Just to refresh the memory, here's the recap with some comments:

js>   A. ignore monospace bit and measure individual glyphs
js>       or
js> B. to optimize a bit

js> 1. measure 10 ASCII digits and 10 Chinese characters for number 1 to
js>  10

  If 10 Chinese characters for number 1 to 10 are not available,
  use U+AC00, U+AC01,..., instead. I'll provide both lists.

js> 2. If the width of glyphs in the former group is all equal and exatly
js>  half the width of glyphs in the latter, this is a sure sign that
js>  it's a dual-width font.

    'exactly half' may need some adjustments
     according to what Anthony wrote about Dynalab fonts.

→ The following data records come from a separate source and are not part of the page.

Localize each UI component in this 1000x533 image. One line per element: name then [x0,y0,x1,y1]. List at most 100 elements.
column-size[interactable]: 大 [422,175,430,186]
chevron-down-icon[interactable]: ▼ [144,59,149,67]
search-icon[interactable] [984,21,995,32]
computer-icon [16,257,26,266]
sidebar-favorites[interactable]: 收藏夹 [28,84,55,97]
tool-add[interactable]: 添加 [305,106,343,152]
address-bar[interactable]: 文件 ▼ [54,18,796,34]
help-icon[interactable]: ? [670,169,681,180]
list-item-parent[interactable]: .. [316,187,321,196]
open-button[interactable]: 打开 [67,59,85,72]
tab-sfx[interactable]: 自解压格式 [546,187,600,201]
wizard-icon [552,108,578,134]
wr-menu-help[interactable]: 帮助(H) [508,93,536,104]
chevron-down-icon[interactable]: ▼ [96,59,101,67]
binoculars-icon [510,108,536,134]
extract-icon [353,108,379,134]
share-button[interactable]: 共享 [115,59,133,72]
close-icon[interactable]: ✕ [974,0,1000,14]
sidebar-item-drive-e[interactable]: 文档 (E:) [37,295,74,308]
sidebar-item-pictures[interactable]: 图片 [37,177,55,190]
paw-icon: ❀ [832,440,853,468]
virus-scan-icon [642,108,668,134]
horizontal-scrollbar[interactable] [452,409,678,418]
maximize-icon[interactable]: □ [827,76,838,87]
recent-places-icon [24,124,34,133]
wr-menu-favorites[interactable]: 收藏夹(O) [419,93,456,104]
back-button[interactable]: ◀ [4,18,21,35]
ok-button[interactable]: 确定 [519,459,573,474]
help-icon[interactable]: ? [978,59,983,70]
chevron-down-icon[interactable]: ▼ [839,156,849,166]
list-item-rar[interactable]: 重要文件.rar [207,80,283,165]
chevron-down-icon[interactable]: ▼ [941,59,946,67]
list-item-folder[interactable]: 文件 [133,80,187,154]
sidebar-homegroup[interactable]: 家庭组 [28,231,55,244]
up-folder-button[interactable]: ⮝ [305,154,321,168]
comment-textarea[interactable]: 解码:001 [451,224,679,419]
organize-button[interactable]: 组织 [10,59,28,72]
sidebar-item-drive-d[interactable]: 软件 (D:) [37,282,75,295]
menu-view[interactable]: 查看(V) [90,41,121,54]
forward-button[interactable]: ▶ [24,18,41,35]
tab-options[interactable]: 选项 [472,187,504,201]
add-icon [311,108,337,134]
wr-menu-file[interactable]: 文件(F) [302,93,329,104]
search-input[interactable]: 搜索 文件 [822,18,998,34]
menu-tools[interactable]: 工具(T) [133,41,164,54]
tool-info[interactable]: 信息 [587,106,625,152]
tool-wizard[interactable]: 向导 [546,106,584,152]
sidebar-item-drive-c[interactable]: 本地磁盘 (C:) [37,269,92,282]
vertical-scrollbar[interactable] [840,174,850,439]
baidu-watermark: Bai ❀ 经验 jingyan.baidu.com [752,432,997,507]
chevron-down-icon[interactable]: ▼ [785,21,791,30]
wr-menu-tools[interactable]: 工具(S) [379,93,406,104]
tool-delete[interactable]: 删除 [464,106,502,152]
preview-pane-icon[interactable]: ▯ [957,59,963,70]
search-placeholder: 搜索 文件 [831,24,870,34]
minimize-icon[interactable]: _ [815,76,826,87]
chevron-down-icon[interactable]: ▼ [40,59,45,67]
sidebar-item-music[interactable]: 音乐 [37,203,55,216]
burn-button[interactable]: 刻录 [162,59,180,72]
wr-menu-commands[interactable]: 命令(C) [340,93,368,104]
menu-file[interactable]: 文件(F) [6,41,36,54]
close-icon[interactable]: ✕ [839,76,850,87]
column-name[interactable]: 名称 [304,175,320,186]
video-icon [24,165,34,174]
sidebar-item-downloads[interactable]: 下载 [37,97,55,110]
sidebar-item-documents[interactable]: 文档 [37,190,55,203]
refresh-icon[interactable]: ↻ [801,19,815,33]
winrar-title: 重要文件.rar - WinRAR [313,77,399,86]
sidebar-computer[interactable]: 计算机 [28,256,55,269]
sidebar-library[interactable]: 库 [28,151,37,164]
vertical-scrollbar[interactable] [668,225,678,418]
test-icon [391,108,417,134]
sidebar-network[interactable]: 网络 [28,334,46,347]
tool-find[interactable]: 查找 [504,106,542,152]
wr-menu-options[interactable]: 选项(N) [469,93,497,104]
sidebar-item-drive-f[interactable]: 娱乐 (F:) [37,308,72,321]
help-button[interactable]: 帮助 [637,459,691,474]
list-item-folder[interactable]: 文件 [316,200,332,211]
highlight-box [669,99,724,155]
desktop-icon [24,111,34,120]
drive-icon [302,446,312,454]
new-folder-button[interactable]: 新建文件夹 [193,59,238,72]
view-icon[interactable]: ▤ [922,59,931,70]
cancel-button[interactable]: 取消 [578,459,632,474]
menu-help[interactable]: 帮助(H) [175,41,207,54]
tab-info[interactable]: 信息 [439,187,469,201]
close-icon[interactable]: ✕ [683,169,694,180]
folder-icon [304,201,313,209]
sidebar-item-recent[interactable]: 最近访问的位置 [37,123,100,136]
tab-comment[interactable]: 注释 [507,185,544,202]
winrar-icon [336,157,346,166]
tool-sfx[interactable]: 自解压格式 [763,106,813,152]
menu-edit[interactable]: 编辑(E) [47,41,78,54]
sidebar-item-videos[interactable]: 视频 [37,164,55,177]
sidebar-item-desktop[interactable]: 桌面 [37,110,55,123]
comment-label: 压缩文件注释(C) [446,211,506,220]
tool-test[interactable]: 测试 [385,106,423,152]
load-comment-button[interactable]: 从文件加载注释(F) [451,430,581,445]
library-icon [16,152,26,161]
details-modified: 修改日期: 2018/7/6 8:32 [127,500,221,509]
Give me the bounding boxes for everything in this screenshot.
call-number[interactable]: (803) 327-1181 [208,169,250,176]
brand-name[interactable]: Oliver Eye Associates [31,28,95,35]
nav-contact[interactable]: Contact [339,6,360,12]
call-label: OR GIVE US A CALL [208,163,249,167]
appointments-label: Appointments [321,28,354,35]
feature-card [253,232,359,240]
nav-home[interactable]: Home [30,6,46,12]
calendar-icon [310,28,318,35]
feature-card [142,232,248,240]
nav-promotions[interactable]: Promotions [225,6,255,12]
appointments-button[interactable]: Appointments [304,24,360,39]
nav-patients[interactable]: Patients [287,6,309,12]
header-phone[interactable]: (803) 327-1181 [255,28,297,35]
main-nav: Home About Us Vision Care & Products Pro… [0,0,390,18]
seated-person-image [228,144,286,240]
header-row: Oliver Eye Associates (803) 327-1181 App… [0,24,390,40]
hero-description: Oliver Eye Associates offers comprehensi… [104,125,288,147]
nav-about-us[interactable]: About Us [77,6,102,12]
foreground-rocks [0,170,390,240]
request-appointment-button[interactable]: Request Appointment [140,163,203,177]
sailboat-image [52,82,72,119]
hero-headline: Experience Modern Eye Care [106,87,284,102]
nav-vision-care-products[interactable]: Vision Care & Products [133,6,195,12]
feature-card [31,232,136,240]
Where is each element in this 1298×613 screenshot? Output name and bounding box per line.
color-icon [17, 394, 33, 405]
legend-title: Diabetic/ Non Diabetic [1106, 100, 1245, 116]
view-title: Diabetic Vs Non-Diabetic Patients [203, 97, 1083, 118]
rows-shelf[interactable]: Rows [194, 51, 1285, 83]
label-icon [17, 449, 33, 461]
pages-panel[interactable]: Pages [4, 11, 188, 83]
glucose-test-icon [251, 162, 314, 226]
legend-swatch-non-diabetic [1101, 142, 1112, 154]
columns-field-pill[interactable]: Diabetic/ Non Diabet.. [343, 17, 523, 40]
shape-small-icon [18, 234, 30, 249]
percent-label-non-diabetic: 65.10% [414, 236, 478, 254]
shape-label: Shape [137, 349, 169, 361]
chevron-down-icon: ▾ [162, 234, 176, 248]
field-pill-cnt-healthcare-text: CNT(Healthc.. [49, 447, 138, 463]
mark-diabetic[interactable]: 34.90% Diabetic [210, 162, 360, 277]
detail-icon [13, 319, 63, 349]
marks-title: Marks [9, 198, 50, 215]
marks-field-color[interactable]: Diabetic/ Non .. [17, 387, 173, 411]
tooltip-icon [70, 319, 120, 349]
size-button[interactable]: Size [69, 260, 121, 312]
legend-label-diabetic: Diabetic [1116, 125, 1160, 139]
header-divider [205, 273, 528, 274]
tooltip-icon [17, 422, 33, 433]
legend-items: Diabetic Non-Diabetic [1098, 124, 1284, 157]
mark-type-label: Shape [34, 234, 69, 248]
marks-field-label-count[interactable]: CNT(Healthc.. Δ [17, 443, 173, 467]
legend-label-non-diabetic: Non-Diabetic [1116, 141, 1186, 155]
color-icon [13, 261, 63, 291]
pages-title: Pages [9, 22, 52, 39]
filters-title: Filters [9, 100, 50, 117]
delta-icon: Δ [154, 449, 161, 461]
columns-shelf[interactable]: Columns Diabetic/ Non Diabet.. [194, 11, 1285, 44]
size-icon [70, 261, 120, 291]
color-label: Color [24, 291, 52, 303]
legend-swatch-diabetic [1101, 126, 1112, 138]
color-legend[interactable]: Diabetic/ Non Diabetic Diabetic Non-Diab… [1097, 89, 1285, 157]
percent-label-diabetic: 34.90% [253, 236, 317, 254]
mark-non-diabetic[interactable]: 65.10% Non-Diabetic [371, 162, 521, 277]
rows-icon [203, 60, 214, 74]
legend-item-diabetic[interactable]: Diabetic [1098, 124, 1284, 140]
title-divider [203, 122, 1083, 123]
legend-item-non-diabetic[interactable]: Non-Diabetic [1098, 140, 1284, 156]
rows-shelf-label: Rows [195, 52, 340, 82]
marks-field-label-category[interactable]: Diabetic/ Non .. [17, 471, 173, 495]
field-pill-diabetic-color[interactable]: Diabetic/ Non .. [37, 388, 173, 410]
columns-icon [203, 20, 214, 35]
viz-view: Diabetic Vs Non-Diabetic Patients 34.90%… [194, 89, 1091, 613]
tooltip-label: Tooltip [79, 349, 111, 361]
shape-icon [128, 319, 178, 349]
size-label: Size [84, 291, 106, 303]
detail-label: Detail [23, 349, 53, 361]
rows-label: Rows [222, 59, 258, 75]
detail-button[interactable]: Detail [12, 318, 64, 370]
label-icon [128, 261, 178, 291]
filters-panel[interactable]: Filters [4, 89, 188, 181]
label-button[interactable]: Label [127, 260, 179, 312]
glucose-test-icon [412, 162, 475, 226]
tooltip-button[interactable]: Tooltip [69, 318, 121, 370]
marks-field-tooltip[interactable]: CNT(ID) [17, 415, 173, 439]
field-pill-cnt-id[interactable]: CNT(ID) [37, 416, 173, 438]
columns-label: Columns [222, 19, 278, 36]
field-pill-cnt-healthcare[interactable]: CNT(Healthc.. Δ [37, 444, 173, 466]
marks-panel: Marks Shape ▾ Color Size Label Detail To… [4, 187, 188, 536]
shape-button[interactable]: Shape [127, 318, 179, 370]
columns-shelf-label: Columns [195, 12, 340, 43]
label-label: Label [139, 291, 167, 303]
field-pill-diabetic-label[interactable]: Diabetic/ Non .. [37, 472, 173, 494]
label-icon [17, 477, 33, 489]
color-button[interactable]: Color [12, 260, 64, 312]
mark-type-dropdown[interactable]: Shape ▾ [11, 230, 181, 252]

js>  3. For characters with East Asain Width Class [1] of 'N', return
js>     the width of the first group. For characters with East Asian Width
js>     class of 'W', return that of the second group.
js>     For EA W.C. of 'A'(mbiguous), it's likely to be the latter
js>     in CJK fonts, but to be sure,  measure each glyph.

   Step 3 can be omitted if including a large static array for EA
width is not desired. (Markus Kuhn has a rather compact way of getting
this info. in his implementation of wcwidth/wcswidth.) We can just measure
individual glyphs for fonts that are found to be dual width fonts in
step 2. Alternatively, step 3 can employ a very simple EA width 'table' :

   3a.  if c < 0x80 : return the width of the first group
   3b.  if c is CJK Ideograph and Hangul syllable, return that of the
        second group.
   3c.  for anything else (even though there are some known ranges
        that are certainly to have EA Width of 'W'), just measure
        individual glyphs

  Obviously, we can also use Anthony's approach combined with my
test in step 1 and 2. This has an advantage that we're not hard-coding
any width information.   Actually, I like step 1 + step 2 +
Anthony's patch along with adding IsDualWidth flag mentioned below.


>  It seems to me that the problem occurs
> with TrueType fonts only, but of course Jungshik's algorithm is
> universal and can be used with any font format.


> Another possibility is to add a new API function which simply changes
> the isFixedPitch flag to a user-defined value so that an application
> can take care of it.

   How about a new flag, isDualWidth (isDualPitch or whatever is best)?

I implemented the above heuristics in gnome-terminal, vim-gtk2, and
xterm, but every application can't be changed. In case of Xft, it
now sets the flag to ignore the global advance width'
(FT_LOAD_IGNORE_GLOBAL_ADVANCE_WIDTH) before invoking
FT2 APIs for measuring widths/extents. This solves the problem at the
cost of a small perf. loss.

  The other aspect of handling CJK dual-width fonts is that they have
to be recognized as 'monospace' fonts in some contexts. Suppose you
write a terminal emulator or a program that deals with CSS. When a user
asks for (the list of) 'monospace' fonts (in CSS), CJK dual-width
fonts  should come up because they're *semantically* monospace fonts
(although not literally). If there's a new flag 'isDualWidth',
applications can do something like the following (this is possible
now, but widths are wrong when this is set for CJK dual-width fonts)
(needless to say, this is just a pseudo-code.)

   while (*fonts_loaded++) {
     if (fonts_loaded->isFixedWidth || fonts_loaded->isDualWidth)
        mono_font_list.append(fonts_loaded);
   }

Perhaps, the test procedure described in step 1 and 2 can be done once
when a font is opened and FT_FACE_FLAG_* (dual/fixed width) flags can be
set accordingly. I realize that this can slow down the font opening. Can
we do it lazily (putting off this test as much as possible) to avoid a
performance hit?

Besides, we may add a new field advance_Width_MaxCJK' to horizontal
if the structure for face can be changed.  For dual-width fonts,
horizontal.advance_Width_Max is the width of the first group (in step
2 above) while horizontal.advance_Width_MaxCJK is the width of the
second group.


  Hope this makes sense and something similar will be implemented.